Deploy K8ssandra with Helm

If you haven’t already, add the latest K8ssandra repo:

helm repo add k8ssandra https://helm.k8ssandra.io

Output:

"k8ssandra" has been added to your repositories

To ensure you have the latest from all your repos:

helm repo update

Output:

Hang tight while we grab the latest from your chart repositories...
...Successfully got an update from the "k8ssandra" chart repository
Update Complete. ⎈Happy Helming!⎈

Now install K8ssandra and specify the eks.values.yaml file that you customized in a prior step:

helm install prod-k8ssandra k8ssandra/k8ssandra -f eks.values.yaml

Retrieve K8ssandra superuser credentials

You’ll need the K8ssandra superuser name and password in order to access Cassandra utilities and do things like generate a Stargate access token.

To retrieve K8ssandra superuser credentials:

  1. Retrieve the K8ssandra superuser name:

    kubectl get secret prod-k8ssandra-superuser -o jsonpath="{.data.username}" | base64 --decode ; echo
    

    Output:

    prod-k8ssandra-superuser
    
  2. Retrieve the K8ssandra superuser password:

    kubectl get secret prod-k8ssandra-superuser -o jsonpath="{.data.password}" | base64 --decode ; echo
    

    Output:

    PGo8kROUgAJOa8vhjQrE49Lgruw7s32HCPyVvcfVmmACW8oUhfoO9A
    

Cleanup Resources

If this cluster is no longer needed you may optionally uninstall K8ssandra or delete all of the infrastructure.

Uninstall K8ssandra

$ helm uninstall prod-k8ssandra
release "prod-k8ssandra" uninstalled

Destroy EKS Cluster

terraform destroy

Output:

# Output omitted for brevity

Plan: 0 to add, 0 to change, 50 to destroy.

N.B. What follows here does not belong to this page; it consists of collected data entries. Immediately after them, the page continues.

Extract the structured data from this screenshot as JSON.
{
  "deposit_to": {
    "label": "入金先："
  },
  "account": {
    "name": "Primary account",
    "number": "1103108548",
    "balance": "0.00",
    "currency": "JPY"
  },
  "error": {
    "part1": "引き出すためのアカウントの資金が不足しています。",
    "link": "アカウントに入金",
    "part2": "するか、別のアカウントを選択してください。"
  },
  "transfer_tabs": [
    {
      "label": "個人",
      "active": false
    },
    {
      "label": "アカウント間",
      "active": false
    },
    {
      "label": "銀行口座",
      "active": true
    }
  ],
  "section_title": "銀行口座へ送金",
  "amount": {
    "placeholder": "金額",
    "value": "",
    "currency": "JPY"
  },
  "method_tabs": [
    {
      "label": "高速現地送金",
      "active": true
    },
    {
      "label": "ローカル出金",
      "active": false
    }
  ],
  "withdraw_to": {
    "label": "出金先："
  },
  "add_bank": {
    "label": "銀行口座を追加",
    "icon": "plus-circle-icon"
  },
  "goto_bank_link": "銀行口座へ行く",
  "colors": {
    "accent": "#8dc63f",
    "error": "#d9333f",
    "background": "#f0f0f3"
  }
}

Do you really want to destroy all resources in workspace "my-workspace"?
  Terraform will destroy all your managed infrastructure, as shown above.
  There is no undo. Only 'yes' will be accepted to confirm.

  Enter a value: yes

# Output omitted for brevity

Destroy complete! Resources: 50 destroyed.

Next steps

With a freshly provisioned cluster on Amazon EKS, consider visiting the developer and site reliability engineer quickstarts for a guided experience exploring your cluster.

Alternatively, if you want to tear down your Amazon EKS cluster and / or infrastructure, refer to the sections above that cover cleaning up resources.